Coude à coude < dos à dos

par GP

Tu m’tenais toujours la main.
Tu m’faisais fumer des clopes.
Pis mentir que non-pour-vrai-je-fume-pas.
On s’écrivait des lettres l’été.
Pis on dansait l’hiver.
On encombrait les lignes téléphoniques résidentielles.
Bla bla bli. Bla bla bla.
Patati.
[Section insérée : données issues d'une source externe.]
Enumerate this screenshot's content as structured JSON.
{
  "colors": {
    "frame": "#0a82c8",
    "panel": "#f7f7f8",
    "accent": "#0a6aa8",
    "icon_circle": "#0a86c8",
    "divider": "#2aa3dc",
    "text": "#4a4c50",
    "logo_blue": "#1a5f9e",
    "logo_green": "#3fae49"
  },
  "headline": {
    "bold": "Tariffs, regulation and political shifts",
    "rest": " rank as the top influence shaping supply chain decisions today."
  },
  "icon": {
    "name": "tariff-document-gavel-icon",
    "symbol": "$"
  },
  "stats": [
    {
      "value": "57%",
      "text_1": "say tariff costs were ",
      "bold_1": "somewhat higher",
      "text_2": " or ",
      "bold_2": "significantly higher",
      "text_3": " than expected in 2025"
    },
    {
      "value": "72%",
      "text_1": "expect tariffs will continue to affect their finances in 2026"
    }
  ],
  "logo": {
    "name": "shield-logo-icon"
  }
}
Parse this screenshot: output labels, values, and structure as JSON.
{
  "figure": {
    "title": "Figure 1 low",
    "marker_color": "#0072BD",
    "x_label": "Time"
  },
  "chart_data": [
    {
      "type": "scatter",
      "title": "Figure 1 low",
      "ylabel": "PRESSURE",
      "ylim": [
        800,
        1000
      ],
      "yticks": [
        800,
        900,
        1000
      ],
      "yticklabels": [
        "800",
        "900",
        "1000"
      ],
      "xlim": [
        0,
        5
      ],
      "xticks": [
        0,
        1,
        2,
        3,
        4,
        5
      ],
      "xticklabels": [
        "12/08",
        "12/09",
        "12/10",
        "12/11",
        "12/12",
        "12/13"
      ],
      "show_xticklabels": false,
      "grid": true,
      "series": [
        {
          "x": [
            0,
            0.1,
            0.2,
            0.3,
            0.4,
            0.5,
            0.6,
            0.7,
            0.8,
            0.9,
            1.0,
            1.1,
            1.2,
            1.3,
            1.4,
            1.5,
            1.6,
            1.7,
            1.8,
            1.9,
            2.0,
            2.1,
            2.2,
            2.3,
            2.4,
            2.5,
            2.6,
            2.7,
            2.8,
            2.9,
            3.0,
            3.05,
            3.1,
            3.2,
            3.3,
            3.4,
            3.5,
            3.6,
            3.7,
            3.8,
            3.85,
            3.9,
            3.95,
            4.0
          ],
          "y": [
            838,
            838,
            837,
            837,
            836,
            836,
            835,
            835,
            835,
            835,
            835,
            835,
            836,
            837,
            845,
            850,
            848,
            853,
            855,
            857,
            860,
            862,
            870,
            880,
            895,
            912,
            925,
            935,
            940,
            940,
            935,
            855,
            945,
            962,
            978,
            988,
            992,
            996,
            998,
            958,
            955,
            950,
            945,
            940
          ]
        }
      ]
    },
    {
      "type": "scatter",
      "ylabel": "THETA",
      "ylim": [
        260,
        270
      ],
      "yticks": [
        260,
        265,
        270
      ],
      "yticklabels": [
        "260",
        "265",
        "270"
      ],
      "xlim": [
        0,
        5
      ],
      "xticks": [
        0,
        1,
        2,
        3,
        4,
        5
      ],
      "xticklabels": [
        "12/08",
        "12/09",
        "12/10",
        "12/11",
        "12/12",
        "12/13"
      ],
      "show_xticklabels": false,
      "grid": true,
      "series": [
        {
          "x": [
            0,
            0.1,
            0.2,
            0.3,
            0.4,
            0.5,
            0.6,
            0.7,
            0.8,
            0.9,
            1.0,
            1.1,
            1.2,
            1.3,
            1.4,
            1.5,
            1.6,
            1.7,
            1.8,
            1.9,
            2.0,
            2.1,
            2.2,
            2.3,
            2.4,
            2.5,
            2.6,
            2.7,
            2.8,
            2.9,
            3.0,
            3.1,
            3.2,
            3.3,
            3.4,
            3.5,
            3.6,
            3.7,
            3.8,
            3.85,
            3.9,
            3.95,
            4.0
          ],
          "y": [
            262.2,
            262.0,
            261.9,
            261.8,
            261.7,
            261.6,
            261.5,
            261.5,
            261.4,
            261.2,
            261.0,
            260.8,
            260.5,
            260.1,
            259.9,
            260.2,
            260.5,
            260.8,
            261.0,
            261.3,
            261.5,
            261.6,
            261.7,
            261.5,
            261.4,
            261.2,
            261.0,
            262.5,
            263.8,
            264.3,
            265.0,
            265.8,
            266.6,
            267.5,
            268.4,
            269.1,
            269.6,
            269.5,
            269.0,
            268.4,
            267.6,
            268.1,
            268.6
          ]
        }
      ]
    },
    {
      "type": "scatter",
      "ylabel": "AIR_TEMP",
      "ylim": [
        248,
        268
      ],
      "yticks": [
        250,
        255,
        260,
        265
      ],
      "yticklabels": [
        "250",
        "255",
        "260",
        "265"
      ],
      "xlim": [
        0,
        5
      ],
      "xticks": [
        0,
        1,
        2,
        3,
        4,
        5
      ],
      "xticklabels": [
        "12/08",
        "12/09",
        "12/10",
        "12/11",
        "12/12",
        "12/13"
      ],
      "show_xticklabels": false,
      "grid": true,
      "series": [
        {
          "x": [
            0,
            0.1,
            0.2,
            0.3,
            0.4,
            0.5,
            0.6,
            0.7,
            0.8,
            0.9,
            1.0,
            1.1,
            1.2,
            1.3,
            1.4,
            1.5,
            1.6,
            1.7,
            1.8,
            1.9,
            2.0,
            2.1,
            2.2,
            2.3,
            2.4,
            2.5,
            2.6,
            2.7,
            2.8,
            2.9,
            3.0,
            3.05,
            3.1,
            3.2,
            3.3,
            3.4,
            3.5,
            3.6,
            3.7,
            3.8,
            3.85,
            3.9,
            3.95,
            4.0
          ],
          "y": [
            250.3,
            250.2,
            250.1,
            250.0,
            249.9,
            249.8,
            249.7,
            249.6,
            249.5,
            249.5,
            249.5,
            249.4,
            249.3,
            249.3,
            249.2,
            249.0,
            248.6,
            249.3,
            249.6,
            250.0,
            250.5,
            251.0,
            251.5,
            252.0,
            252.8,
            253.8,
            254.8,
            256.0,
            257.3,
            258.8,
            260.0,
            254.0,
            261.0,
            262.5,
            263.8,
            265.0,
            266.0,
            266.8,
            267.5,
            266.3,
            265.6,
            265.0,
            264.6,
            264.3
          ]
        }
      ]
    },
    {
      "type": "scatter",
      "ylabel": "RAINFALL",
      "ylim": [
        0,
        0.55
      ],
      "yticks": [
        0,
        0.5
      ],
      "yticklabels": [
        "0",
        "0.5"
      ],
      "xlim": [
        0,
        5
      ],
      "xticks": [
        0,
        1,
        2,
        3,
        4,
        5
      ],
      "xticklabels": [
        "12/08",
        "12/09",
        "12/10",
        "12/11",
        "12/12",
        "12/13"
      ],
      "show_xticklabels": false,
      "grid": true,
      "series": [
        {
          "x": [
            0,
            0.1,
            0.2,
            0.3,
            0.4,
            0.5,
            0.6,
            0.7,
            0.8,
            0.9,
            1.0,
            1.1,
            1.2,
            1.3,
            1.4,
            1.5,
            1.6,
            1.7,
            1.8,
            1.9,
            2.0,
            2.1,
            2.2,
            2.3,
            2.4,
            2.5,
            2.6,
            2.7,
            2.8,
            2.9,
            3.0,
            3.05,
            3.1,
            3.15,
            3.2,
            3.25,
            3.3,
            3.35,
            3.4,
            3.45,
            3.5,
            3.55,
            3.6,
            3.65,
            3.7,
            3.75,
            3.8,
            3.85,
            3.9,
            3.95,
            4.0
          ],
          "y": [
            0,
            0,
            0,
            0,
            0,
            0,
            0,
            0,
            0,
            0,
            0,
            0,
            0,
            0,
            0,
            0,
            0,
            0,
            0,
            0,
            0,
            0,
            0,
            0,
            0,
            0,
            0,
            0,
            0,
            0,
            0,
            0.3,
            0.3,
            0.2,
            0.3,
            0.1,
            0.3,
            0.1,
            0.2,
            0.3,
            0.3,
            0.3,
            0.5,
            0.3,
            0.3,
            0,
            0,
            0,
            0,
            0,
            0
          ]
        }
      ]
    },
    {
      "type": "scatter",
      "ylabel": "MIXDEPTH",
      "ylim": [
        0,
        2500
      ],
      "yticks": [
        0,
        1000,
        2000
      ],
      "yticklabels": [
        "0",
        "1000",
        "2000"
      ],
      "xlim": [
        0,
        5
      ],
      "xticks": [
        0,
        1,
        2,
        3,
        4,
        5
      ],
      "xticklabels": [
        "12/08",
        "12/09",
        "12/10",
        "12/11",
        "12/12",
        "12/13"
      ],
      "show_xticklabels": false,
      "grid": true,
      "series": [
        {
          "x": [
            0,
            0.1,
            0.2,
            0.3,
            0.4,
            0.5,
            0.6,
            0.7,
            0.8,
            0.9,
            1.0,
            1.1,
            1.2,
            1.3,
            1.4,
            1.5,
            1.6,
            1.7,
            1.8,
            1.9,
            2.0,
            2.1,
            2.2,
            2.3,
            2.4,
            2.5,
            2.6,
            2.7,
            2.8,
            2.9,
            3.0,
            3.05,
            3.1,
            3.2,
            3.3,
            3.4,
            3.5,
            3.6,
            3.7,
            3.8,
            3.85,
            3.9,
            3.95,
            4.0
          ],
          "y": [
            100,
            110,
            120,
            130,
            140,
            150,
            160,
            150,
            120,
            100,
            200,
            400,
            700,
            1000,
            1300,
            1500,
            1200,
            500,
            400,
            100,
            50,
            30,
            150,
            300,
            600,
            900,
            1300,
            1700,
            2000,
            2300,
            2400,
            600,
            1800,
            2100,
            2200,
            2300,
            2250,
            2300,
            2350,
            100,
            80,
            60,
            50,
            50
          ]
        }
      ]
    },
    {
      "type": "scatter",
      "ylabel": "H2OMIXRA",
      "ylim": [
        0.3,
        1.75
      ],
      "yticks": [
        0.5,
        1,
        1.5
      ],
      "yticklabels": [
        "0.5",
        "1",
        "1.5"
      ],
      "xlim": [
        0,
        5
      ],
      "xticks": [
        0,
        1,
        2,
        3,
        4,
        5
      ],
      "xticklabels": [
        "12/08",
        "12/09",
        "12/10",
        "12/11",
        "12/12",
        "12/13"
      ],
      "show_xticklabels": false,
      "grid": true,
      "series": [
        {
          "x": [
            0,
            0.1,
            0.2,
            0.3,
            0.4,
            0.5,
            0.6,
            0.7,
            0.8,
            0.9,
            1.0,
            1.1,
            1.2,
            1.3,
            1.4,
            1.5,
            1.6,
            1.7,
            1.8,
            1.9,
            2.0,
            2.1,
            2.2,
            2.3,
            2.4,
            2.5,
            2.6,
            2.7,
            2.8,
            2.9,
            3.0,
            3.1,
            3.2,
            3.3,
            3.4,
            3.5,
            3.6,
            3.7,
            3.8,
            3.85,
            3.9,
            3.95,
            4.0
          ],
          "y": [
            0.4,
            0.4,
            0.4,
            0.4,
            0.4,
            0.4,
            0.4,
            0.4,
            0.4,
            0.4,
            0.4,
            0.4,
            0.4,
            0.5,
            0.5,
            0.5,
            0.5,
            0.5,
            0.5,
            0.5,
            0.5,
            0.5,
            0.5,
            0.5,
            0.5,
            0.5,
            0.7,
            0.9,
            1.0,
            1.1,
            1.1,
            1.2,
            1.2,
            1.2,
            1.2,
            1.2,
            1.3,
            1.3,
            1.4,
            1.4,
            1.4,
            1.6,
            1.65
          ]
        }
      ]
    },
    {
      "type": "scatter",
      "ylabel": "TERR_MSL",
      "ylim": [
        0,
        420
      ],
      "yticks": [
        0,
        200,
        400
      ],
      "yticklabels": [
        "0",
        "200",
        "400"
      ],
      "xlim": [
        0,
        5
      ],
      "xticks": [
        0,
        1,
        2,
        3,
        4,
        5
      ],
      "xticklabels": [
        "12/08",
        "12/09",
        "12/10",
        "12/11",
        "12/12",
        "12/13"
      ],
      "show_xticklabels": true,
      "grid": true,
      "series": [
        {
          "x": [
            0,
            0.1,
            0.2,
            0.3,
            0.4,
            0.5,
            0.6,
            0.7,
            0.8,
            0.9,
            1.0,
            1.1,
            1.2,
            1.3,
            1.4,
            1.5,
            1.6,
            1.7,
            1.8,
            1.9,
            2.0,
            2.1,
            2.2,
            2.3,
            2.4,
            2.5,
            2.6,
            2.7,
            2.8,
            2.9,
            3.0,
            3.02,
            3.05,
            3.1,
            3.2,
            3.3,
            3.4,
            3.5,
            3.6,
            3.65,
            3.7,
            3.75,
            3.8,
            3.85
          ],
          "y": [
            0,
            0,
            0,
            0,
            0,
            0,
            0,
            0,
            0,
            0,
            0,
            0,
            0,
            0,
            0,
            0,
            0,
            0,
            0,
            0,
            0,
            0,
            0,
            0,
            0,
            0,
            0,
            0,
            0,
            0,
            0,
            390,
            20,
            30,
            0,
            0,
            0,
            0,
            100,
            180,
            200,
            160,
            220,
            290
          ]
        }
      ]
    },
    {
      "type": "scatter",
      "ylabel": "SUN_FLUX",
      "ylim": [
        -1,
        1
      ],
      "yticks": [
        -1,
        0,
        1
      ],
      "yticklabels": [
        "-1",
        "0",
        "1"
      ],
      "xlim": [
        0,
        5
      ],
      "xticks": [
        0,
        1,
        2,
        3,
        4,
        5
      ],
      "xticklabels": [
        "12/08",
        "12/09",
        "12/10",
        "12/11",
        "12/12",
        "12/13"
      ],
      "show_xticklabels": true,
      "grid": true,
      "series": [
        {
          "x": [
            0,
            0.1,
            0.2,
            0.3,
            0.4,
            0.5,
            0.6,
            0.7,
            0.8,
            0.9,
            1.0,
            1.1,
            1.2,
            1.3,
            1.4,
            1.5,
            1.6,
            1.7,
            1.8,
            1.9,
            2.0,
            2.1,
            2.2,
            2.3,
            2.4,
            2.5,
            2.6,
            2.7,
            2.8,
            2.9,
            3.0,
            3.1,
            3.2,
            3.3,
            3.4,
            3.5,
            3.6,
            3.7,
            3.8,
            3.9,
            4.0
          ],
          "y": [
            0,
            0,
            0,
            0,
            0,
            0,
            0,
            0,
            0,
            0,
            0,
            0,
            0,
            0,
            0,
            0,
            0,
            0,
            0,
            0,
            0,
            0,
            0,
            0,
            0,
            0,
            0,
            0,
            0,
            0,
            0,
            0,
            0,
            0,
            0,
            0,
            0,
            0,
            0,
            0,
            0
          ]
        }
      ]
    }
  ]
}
Patata.
T’étais mon ancre, ma moitié.
Même pas ma demie : mon trois quarts.
Tu sentais l’eau de toilette Fruits & Passion.
On s’est teint les cheveux ensemble.
J’ai même fait l’amour, une fois, à côté de toi.
Pis t’étais assez fine pour dire que tu «dormais vraiment».
On s’faisait des surprises juste pour empocher le sourire de l’autre.
On prenait soin de nous.
De notre robuste duo quoiqu’improbable.
J’savais où étaient tes grains de beauté.
J’aurais pu les répliquer, yeux fermés.
Je savais comment ta peau bronze, et quels toppings de pizza commander.

Je sais pas il s’est creusé quand le fossé.
Je sais pas il s’est creusé où, ce fossé.

J’pourrais pu te l’préparer, ton café.
Je sais même pu ce que t’écoutes comme musique.
Ou quelle grandeur de souliers.
On s’raconte pu de potins, on discute.
On se tient à jour.
Comme chez l’médecin d’famille.

Je sais pareille que coûte que coûte, on serait là.
Si y’avait de quoi.
De gros. De lourd. De majeur.
Mais j’sais pu c’que tu manges dans tes journées.
Et on se l’disait, ça, avant.
Déjà que quand on se voit aujourd’hui on s’reconnaît moins, si on avait à se rencontrer demain, on s’aimerait probablement même pas.
Tu me trouverais loud pis j’te trouverais péteuse.

Quant à moi, c’est aussi plate qu’irréversible.